Updated on 2024-04-29 GMT+08:00

Uploading Inventory Data

  1. Use Direct Connect to establish a Direct Connect connection between the local data center and Huawei Cloud Virtual Private Cloud (VPC).
  2. Create an OBS bucket and record the access domain name, port number, access key ID (AK), and secret access key (SK) of the OBS bucket.
  3. Create a CDM cluster.

    If a DataArts Studio instance includes a CDM cluster (except the trial version) and the cluster meets your requirements, you do not need to buy a DataArts Migration incremental package.

    If you need to create another CDM cluster, buy a DataArts Studio incremental package by referring to Buying a DataArts Studio Incremental Package.
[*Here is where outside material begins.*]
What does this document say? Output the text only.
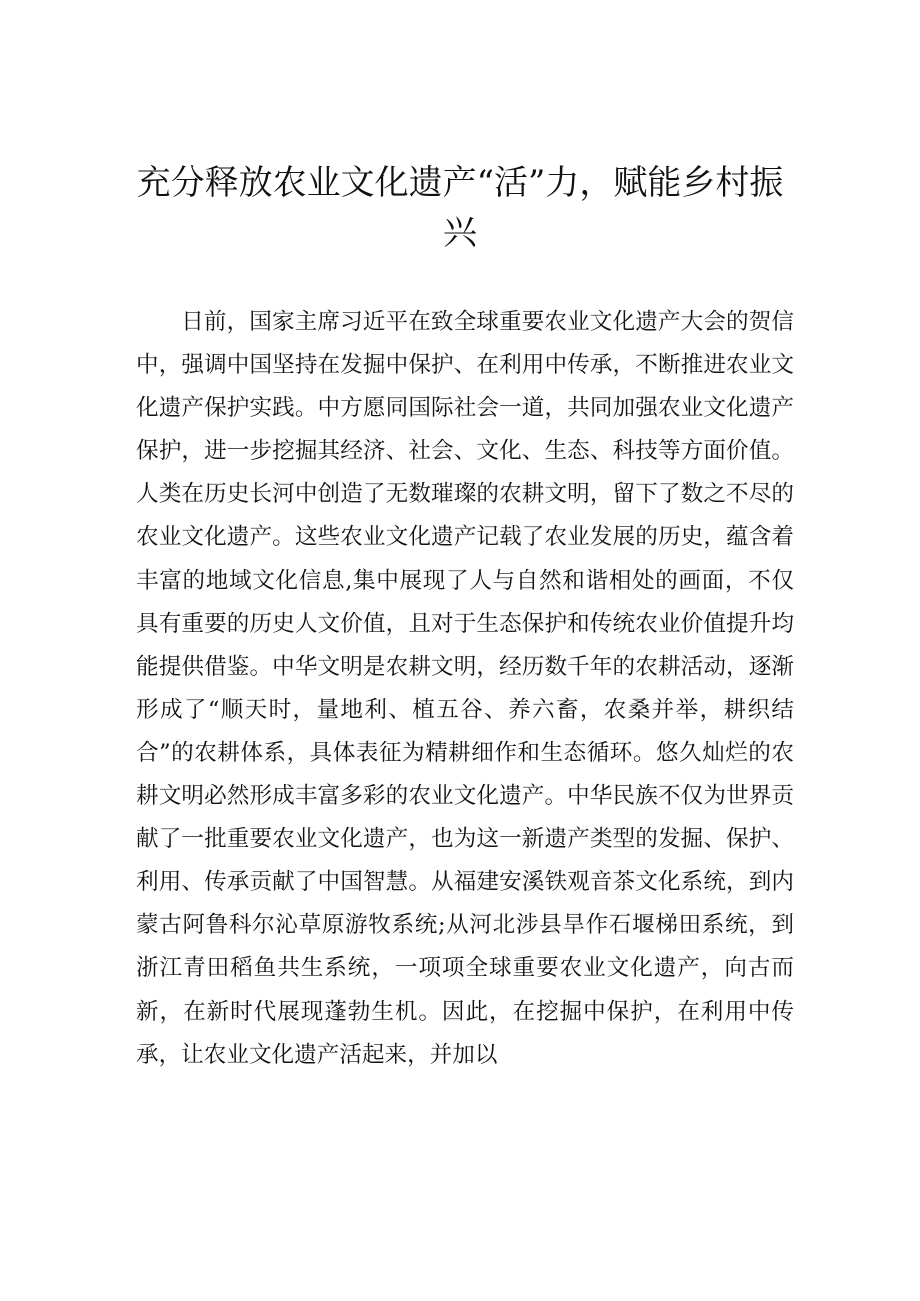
充分释放农业文化遗产“活”力，赋能乡村振兴

日前，国家主席习近平在致全球重要农业文化遗产大会的贺信中，强调中国坚持在发掘中保护、在利用中传承，不断推进农业文化遗产保护实践。中方愿同国际社会一道，共同加强农业文化遗产保护，进一步挖掘其经济、社会、文化、生态、科技等方面价值。人类在历史长河中创造了无数璀璨的农耕文明，留下了数之不尽的农业文化遗产。这些农业文化遗产记载了农业发展的历史，蕴含着丰富的地域文化信息,集中展现了人与自然和谐相处的画面，不仅具有重要的历史人文价值，且对于生态保护和传统农业价值提升均能提供借鉴。中华文明是农耕文明，经历数千年的农耕活动，逐渐形成了“顺天时，量地利、植五谷、养六畜，农桑并举，耕织结合”的农耕体系，具体表征为精耕细作和生态循环。悠久灿烂的农耕文明必然形成丰富多彩的农业文化遗产。中华民族不仅为世界贡献了一批重要农业文化遗产，也为这一新遗产类型的发掘、保护、利用、传承贡献了中国智慧。从福建安溪铁观音茶文化系统，到内蒙古阿鲁科尔沁草原游牧系统;从河北涉县旱作石堰梯田系统，到浙江青田稻鱼共生系统，一项项全球重要农业文化遗产，向古而新，在新时代展现蓬勃生机。因此，在挖掘中保护，在利用中传承，让农业文化遗产活起来，并加以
    • Instance Type: Select cdm.xlarge, which applies to most migration scenarios.
    • VPC: VPC of the CDM cluster. Select the VPC that connects to the local data center through Direct Connect.
    • (Optional) Subnet and Security Group: You can configure either of them.
  4. After the cluster is created, choose Job Management > Link Management > Create Link. The page for selecting a link type is displayed. See Figure 1.
    Figure 1 Selecting a connector
  5. To connect to the local Apache HDFS of company H, select Apache HDFS, and click Next.
    Figure 2 Creating an HDFS link
    • Name: Enter a custom link name, for example, hdfs_link.
    • URI: Enter the NameNode URI of HDFS of company H.
    • Authentication Method: Select KERBEROS if Hadoop is in security mode to obtain the principal and keytab files from the client for authentication.
    • Principal and Keytab File: Obtain the principal account and keytab file from the Hadoop administrator.
  6. Click Save. CDM automatically checks whether the link is available.
    • If the link is available, a message is displayed, indicating that the link is successfully saved, and the link management page is displayed.
    • If the link is unavailable, check whether the link parameters are correctly configured or whether the firewall of company H allows the elastic IP address (EIP) of the CDM cluster to access the data source.
  7. Click Create Link to create an OBS link. On the page that is displayed, select Object Storage Service (OBS) and click Next. Set the OBS link parameters as required. See Figure 3.
    Figure 3 Creating an OBS link
    • Name: Enter a custom link name, for example, obslink.
    • OBS Endpoint: Enter the domain name or IP address of OBS, for example, obs.myhuaweicloud.com.
    • Port: Enter the port number of OBS, for example, 443.
    • OBS Bucket Type: Select a value from the drop-down list box as required.
    • AK and SK: Enter the AK and SK used for accessing the OBS database. To obtain the AK and SK, log in to the management console, click the username in the upper right corner, and select My Credentials from the drop-down list. On the displayed page, choose Access Keys in the left navigation pane.
  8. Click Save. The Link Management page is displayed.
  9. Choose Table/File Migration > Create Job to create a job for migrating trade statistics of company H to OBS. See Figure 4.
    Figure 4 Creating a job
    • Job Name: Enter a user-defined job name.
    • Source Link Configuration:
      • Source Link Name: Select the HDFS link hdfs_link created in 5.
      • Source Directory/File: Set this parameter to the local storage path of company H's trade statistics. The value can be either a directory or a file. Set this parameter to a directory. CDM migrates all files in the directory to OBS.
      • File Format: Select Binary. The file format refers to the format used by CDM to transmit data. The formats of the original files are not changed. Binary is recommended for migration between files because the transmission efficiency and performance are optimal.
    • Destination Link Configuration:
      • Destination Link Name: Select the OBS link obslink created in 7.
      • Bucket Name and Write Directory: Enter the path for storing trade statistics in OBS. CDM writes the files to this path.
      • File Format: Select Binary. Similar to the source link, the formats of the original files are not changed.
      • Duplicate File Processing Method: Select Skip. CDM determines that a file is a duplicate file only when the file name and file size are the same on the source and destination ends. In this case, CDM skips the file and does not migrate the file to OBS.
  10. Click Next to go to the tab page for configuring the task parameters. For the migration of inventory data, retain the default values of the parameters.
  11. Click Save and Run. On the displayed job management page, you can view the job execution progress and result.
  12. After the job is successfully executed, click Historical Record to view the number of written rows, number of read rows, number of written bytes, number of written files, and execution logs.